After Duluth shootings, advocates urge safer gun storage, access limits
Three recent shootings in Duluth have pushed gun-safety advocates and owners to urge locks, unloaded storage and tighter access as police say the cases are unrelated.

Three separate shootings in Duluth have put firearm access back at the center of a citywide safety push, with police saying the incidents do not appear to be connected and city leaders warning that young people are too often the ones left exposed when guns are easy to reach. Mayor Roger Reinert and Police Chief Mike Ceynowa said the violence had shaken the community, and Ceynowa later said he was responding to four recent acts of violence involving youth in the city.
The message from both gun-safety advocates and some gun owners is the same on the basics: keep firearms locked, unloaded and stored away from ammunition. Brady United Against Gun Violence says that is the core of safe storage, while Protect Minnesota says its work centers community voices in gun-violence-prevention efforts. A local gun seller featured in the discussion framed the issue less as politics than responsibility, especially in homes where children or visiting friends may be able to reach a weapon.
Minnesota law gives that advice legal weight. Under state statute 609.666, negligent storage of firearms applies to a child under 18, and the law defines a loaded gun as one with ammunition in the chamber or magazine, with limited exceptions. The statute is designed to prevent a child who is likely to gain access from getting hold of a loaded firearm, making safe storage more than a household preference in Minnesota.

The state also has an Extreme Risk Protection Order process for cases where warning signs are already present. Petitions can be filed by law enforcement, city or county attorneys, certain family or household members or a guardian, but they must allege that the person poses a significant danger of bodily harm to others or is at significant risk of suicide by possessing a firearm. Minnesota waives filing fees for ERPO petitions and provides service without charge to the petitioner.

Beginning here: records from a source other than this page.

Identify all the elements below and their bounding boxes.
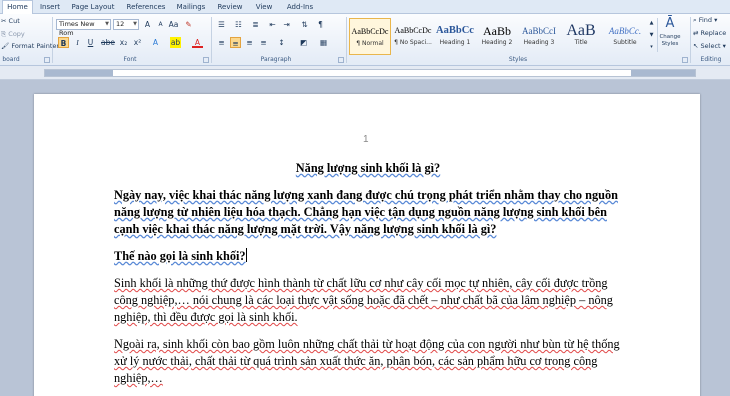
word-window: Home Insert Page Layout References Maili… (0, 0, 730, 396)
cursor-icon: ↖ (693, 42, 699, 50)
chevron-down-icon: ▼ (133, 21, 137, 27)
shading-icon[interactable]: ◩ (298, 37, 309, 48)
style-heading-2[interactable]: AaBb Heading 2 (476, 18, 518, 55)
superscript-button[interactable]: x² (132, 37, 143, 48)
brush-icon: 🖌 (1, 42, 10, 50)
font-launcher-icon[interactable] (203, 57, 209, 63)
replace-icon: ⇄ (693, 29, 699, 37)
document-title: Năng lượng sinh khối là gì? (295, 161, 441, 175)
bullets-icon[interactable]: ☰ (216, 19, 227, 30)
multilevel-list-icon[interactable]: ≣ (250, 19, 261, 30)
text-effects-icon[interactable]: A (150, 37, 161, 48)
numbering-icon[interactable]: ☷ (233, 19, 244, 30)
separator (52, 17, 53, 63)
italic-button[interactable]: I (72, 37, 83, 48)
document-page[interactable]: 1 Năng lượng sinh khối là gì? Ngày nay, … (34, 94, 700, 396)
align-center-icon[interactable]: ≡ (230, 37, 241, 48)
format-painter-button[interactable]: 🖌 Format Painter (1, 41, 59, 51)
tab-review[interactable]: Review (214, 1, 246, 14)
tab-references[interactable]: References (122, 1, 170, 14)
pilcrow-icon[interactable]: ¶ (315, 19, 326, 30)
styles-group-label: Styles (508, 56, 528, 63)
shrink-font-icon[interactable]: A (155, 19, 166, 30)
page-number: 1 (363, 134, 369, 145)
ruler-right-margin (631, 70, 695, 76)
tab-page-layout[interactable]: Page Layout (68, 1, 118, 14)
replace-button[interactable]: ⇄ Replace (693, 28, 726, 38)
style-subtitle[interactable]: AaBbCc. Subtitle (604, 18, 646, 55)
increase-indent-icon[interactable]: ⇥ (281, 19, 292, 30)
style-heading-3[interactable]: AaBbCcI Heading 3 (518, 18, 560, 55)
styles-more-icon[interactable]: ▾ (646, 42, 657, 53)
style-title[interactable]: AaB Title (560, 18, 602, 55)
styles-scroll-up-icon[interactable]: ▲ (646, 18, 657, 29)
change-case-icon[interactable]: Aa (168, 19, 179, 30)
intro-paragraph: Ngày nay, việc khai thác năng lượng xanh… (114, 188, 618, 236)
separator (346, 17, 347, 63)
style-heading-1[interactable]: AaBbCc Heading 1 (434, 18, 476, 55)
grow-font-icon[interactable]: A (142, 19, 153, 30)
clipboard-group-label: board (2, 56, 20, 63)
ribbon-tabs: Home Insert Page Layout References Maili… (0, 0, 730, 15)
style-no-spacing[interactable]: AaBbCcDc ¶ No Spaci... (392, 18, 434, 55)
separator (690, 17, 691, 63)
cut-button[interactable]: ✂ Cut (1, 16, 20, 26)
separator (211, 17, 212, 63)
justify-icon[interactable]: ≡ (258, 37, 269, 48)
style-normal[interactable]: AaBbCcDc ¶ Normal (349, 18, 391, 55)
editing-group-label: Editing (700, 56, 722, 63)
document-body[interactable]: Năng lượng sinh khối là gì? Ngày nay, vi… (114, 160, 622, 396)
bold-button[interactable]: B (58, 37, 69, 48)
chevron-down-icon: ▼ (105, 21, 109, 27)
copy-icon: ⎘ (1, 30, 7, 38)
subscript-button[interactable]: x₂ (118, 37, 129, 48)
select-button[interactable]: ↖ Select ▾ (693, 41, 726, 51)
paragraph-group-label: Paragraph (260, 56, 292, 63)
tab-view[interactable]: View (250, 1, 278, 14)
sort-icon[interactable]: ⇅ (299, 19, 310, 30)
decrease-indent-icon[interactable]: ⇤ (267, 19, 278, 30)
highlight-icon[interactable]: ab (170, 37, 181, 48)
line-spacing-icon[interactable]: ↕ (276, 37, 287, 48)
body-paragraph-2: Ngoài ra, sinh khối còn bao gồm luôn nhữ… (114, 337, 620, 385)
ruler-track (44, 69, 696, 77)
underline-button[interactable]: U (85, 37, 96, 48)
tab-add-ins[interactable]: Add-Ins (282, 1, 318, 14)
borders-icon[interactable]: ▦ (318, 37, 329, 48)
font-group-label: Font (123, 56, 137, 63)
font-family-select[interactable]: Times New Rom ▼ (56, 19, 111, 37)
paragraph-launcher-icon[interactable] (338, 57, 344, 63)
horizontal-ruler[interactable] (0, 66, 730, 80)
change-styles-button[interactable]: Change Styles (657, 34, 683, 48)
tab-insert[interactable]: Insert (36, 1, 64, 14)
text-cursor (245, 248, 247, 262)
scissors-icon: ✂ (1, 17, 7, 25)
styles-scroll-down-icon[interactable]: ▼ (646, 30, 657, 41)
document-canvas: 1 Năng lượng sinh khối là gì? Ngày nay, … (0, 80, 730, 396)
clipboard-launcher-icon[interactable] (44, 57, 50, 63)
section-heading: Thế nào gọi là sinh khối? (114, 248, 247, 263)
font-size-select[interactable]: 12 ▼ (113, 19, 139, 30)
tab-home[interactable]: Home (2, 0, 33, 15)
change-styles-icon[interactable]: Ā (658, 16, 682, 32)
find-button[interactable]: ⌕ Find ▾ (693, 15, 717, 25)
align-right-icon[interactable]: ≡ (244, 37, 255, 48)
ribbon: ✂ Cut ⎘ Copy 🖌 Format Painter board Time… (0, 14, 730, 66)
styles-launcher-icon[interactable] (682, 57, 688, 63)
align-left-icon[interactable]: ≡ (216, 37, 227, 48)
font-color-icon[interactable]: A (192, 37, 203, 48)
binoculars-icon: ⌕ (693, 16, 697, 24)
body-paragraph-1: Sinh khối là những thứ được hình thành t… (114, 276, 613, 324)
strikethrough-button[interactable]: abe (101, 37, 115, 48)
copy-button[interactable]: ⎘ Copy (1, 29, 25, 39)
tab-mailings[interactable]: Mailings (172, 1, 210, 14)
clear-formatting-icon[interactable]: ✎ (183, 19, 194, 30)
ruler-left-margin (45, 70, 113, 76)
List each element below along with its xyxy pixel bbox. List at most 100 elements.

The policy landscape is broader than one city. RAND said that as of Jan. 1, 2025, 35 states and the District of Columbia had child-access-prevention laws, and 26 states plus the District of Columbia had negligent-storage laws. In Minnesota, a July 2025 implementation guide from the Johns Hopkins Center for Gun Violence Solutions and the Violence Prevention Project Research Center at Hamline University underscored that the ERPO system remains a live tool for keeping guns away from people in crisis while families, officers and attorneys look for ways to stop the next youth from getting access.